Dans l’Eglise des Trinitaires sont exposées des travaux d’édition, comme on s’en doute, et surtout d’illustration. On n’échappe pas non plus à Citröen, sponsor officiel des Rencontres (sont-elles à ce point fauchées qu’il faille confondre les genres ?). Cacharel était aussi mis en valeur, on aurait cru de la publicité gratuite. Je passe sur la chaleur insupportable qui règne en ce lieu, comme dans la plupart des églises en plein été à Arles. Au final, une exposition à rater sans aucune hésitation.

Arles-2009---Trinitaires

Quant à la Chapelle Saint-Martin du Méjan, elle est heureusement partagée entre Delpire, André Martin et André François. Enfin, heureusement c’est vite dit, car si cela nous épargne de voir encore et toujours de l’édition, cela ne nous dispense pas de voir les oeuvres d’André François dont on se demande ce qu’elles font aux rencontres d’Arles: il me semblait  en effet qu’il s’agissait de Rencontres dédiées à la photo, non aux livres, à la peinture et à la sculpture. C’est à se demander si le paysage photographique est si pauvre qu’il faille ainsi recourir à de tels pis-allers. Quant à André Martin il montrait des photos d’herbiers, de plantes et d’insectes. Quoi qu’il en soit, on voyait dans cette exposition des photos parues dans le Nouvel Obs depuis 20 ans et des photos tirées du n°8 de Spécial photo qui est édité par Delpire.  Je n’ai rien à dire sur cette exposition: ouvrez une revue au pif (l’Express ou Géo, peu importe) et faites des tirages grand format de quelques pages. Voilà. Vous avez une exposition toute prête (et pas chère en plus).

Arles-2009-Méjean

Ce sont là deux expositions qui se moquent du visiteur jusqu’au 13 septembre 2009: à moins d’être lecteur fidèle du Nouvel Obs ou de vouer une dévotion à Delpire (il s’agit de deux sites à vocation religieuse, alors sait-on jamais), passez votre chemin sans hésiter.

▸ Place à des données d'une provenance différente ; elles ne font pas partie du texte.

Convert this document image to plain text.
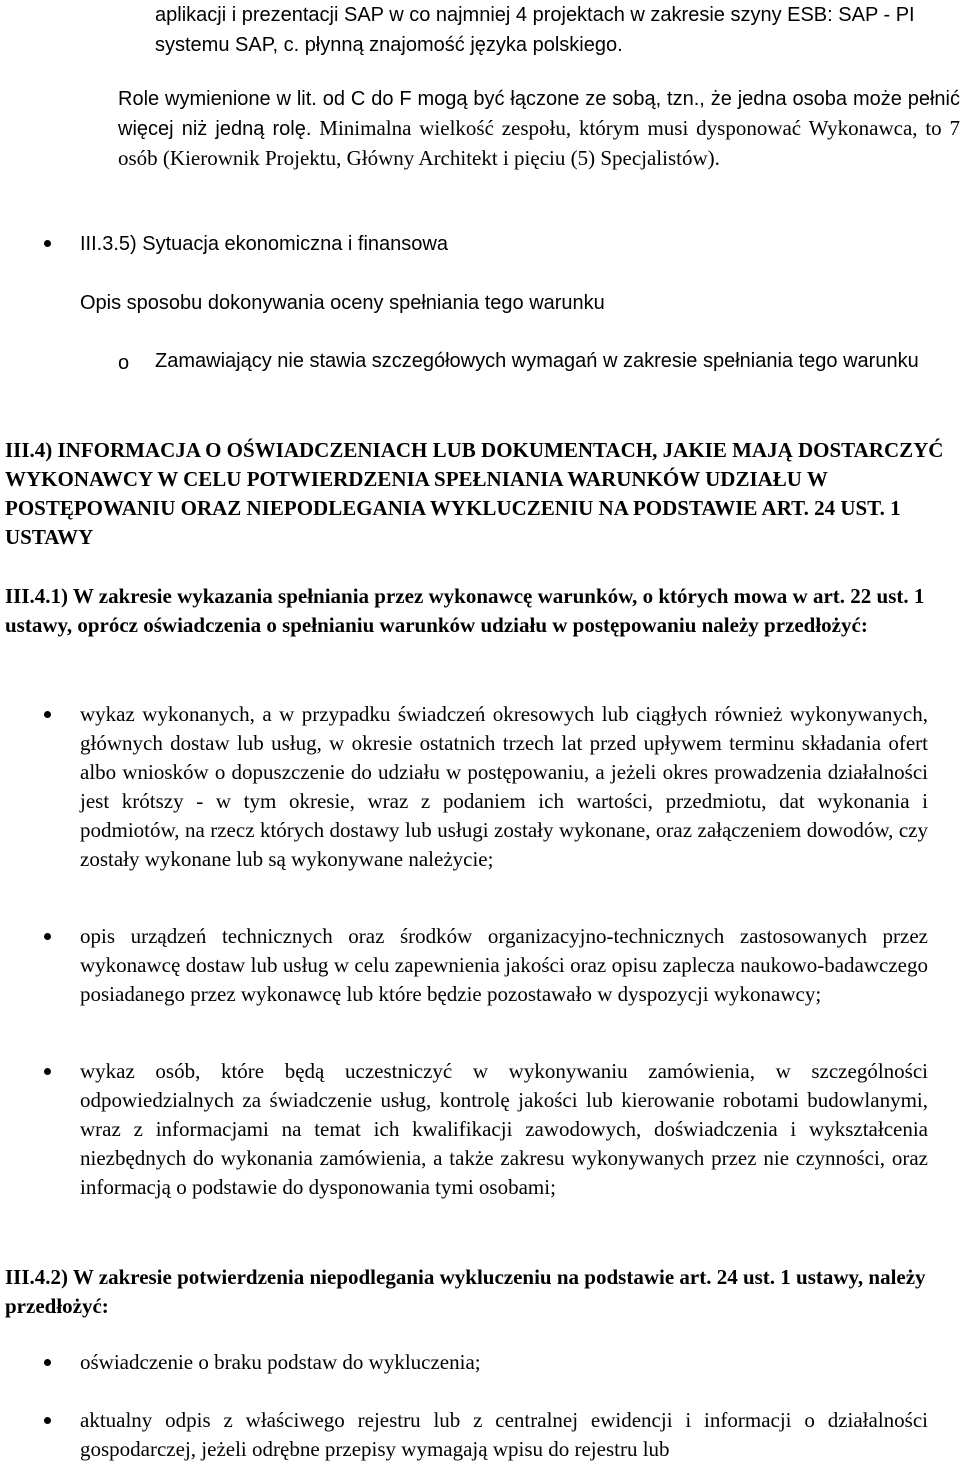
aplikacji i prezentacji SAP w co najmniej 4 projektach w zakresie szyny ESB: SAP - PI systemu SAP, c. płynną znajomość języka polskiego.

Role wymienione w lit. od C do F mogą być łączone ze sobą, tzn., że jedna osoba może pełnić więcej niż jedną rolę. Minimalna wielkość zespołu, którym musi dysponować Wykonawca, to 7 osób (Kierownik Projektu, Główny Architekt i pięciu (5) Specjalistów).

III.3.5) Sytuacja ekonomiczna i finansowa

Opis sposobu dokonywania oceny spełniania tego warunku

o Zamawiający nie stawia szczegółowych wymagań w zakresie spełniania tego warunku

III.4) INFORMACJA O OŚWIADCZENIACH LUB DOKUMENTACH, JAKIE MAJĄ DOSTARCZYĆ WYKONAWCY W CELU POTWIERDZENIA SPEŁNIANIA WARUNKÓW UDZIAŁU W POSTĘPOWANIU ORAZ NIEPODLEGANIA WYKLUCZENIU NA PODSTAWIE ART. 24 UST. 1 USTAWY

III.4.1) W zakresie wykazania spełniania przez wykonawcę warunków, o których mowa w art. 22 ust. 1 ustawy, oprócz oświadczenia o spełnianiu warunków udziału w postępowaniu należy przedłożyć:

wykaz wykonanych, a w przypadku świadczeń okresowych lub ciągłych również wykonywanych, głównych dostaw lub usług, w okresie ostatnich trzech lat przed upływem terminu składania ofert albo wniosków o dopuszczenie do udziału w postępowaniu, a jeżeli okres prowadzenia działalności jest krótszy - w tym okresie, wraz z podaniem ich wartości, przedmiotu, dat wykonania i podmiotów, na rzecz których dostawy lub usługi zostały wykonane, oraz załączeniem dowodów, czy zostały wykonane lub są wykonywane należycie;

opis urządzeń technicznych oraz środków organizacyjno-technicznych zastosowanych przez wykonawcę dostaw lub usług w celu zapewnienia jakości oraz opisu zaplecza naukowo-badawczego posiadanego przez wykonawcę lub które będzie pozostawało w dyspozycji wykonawcy;

wykaz osób, które będą uczestniczyć w wykonywaniu zamówienia, w szczególności odpowiedzialnych za świadczenie usług, kontrolę jakości lub kierowanie robotami budowlanymi, wraz z informacjami na temat ich kwalifikacji zawodowych, doświadczenia i wykształcenia niezbędnych do wykonania zamówienia, a także zakresu wykonywanych przez nie czynności, oraz informacją o podstawie do dysponowania tymi osobami;

III.4.2) W zakresie potwierdzenia niepodlegania wykluczeniu na podstawie art. 24 ust. 1 ustawy, należy przedłożyć:

oświadczenie o braku podstaw do wykluczenia;

aktualny odpis z właściwego rejestru lub z centralnej ewidencji i informacji o działalności gospodarczej, jeżeli odrębne przepisy wymagają wpisu do rejestru lub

Rencontres de la photographie d’Arles – Église des Trinitaires

L’Église des Trinitaires est dans le centre d’Arles, près de la place de la République. Elle fait face au Museon arlaten qui, quant à lui, présente cinq immenses photos des salins par Patrick Box (accessoirement, on y trouve des toilettes propres et peu fréquentées). Je n’insisterai pas davantage sur l’exposition présentée dans ce musée des arts et traditions populaires arlésiennes.

Dans l’église, en revanche, vous verrez une exposition, modeste encore une fois, mais ce n’est pas plus mal, consacrée à Vogue, et plus spécifiquement aux natures mortes chez Vogue. La poussière tombe du plafond et certaines photos sont gondolées, c’est dommage mais, dans l’ensemble, on voit des choses intéressantes et il n’y a pas de reflets.

On peut voir des tirages de célébrités comme Bourdin et Horst mais aussi des noms moins connus comme Erwan Frotin qui présente d’étranges compositions de fruits et d’instruments de chirurgie, Rutledge qui montre des chaussures comme des sculptures ou des éléments d’architecture et Lagrange qui nous donne à voir des fruits. Comme ils ne sont pas (encore) célèbres, ils n’ont pas site web : vous serez obligé de venir voir l’exposition.

La fin du mois d’août approche et donc les 1ers décrochages mais cette exposition est visible jusqu’au 14 septembre.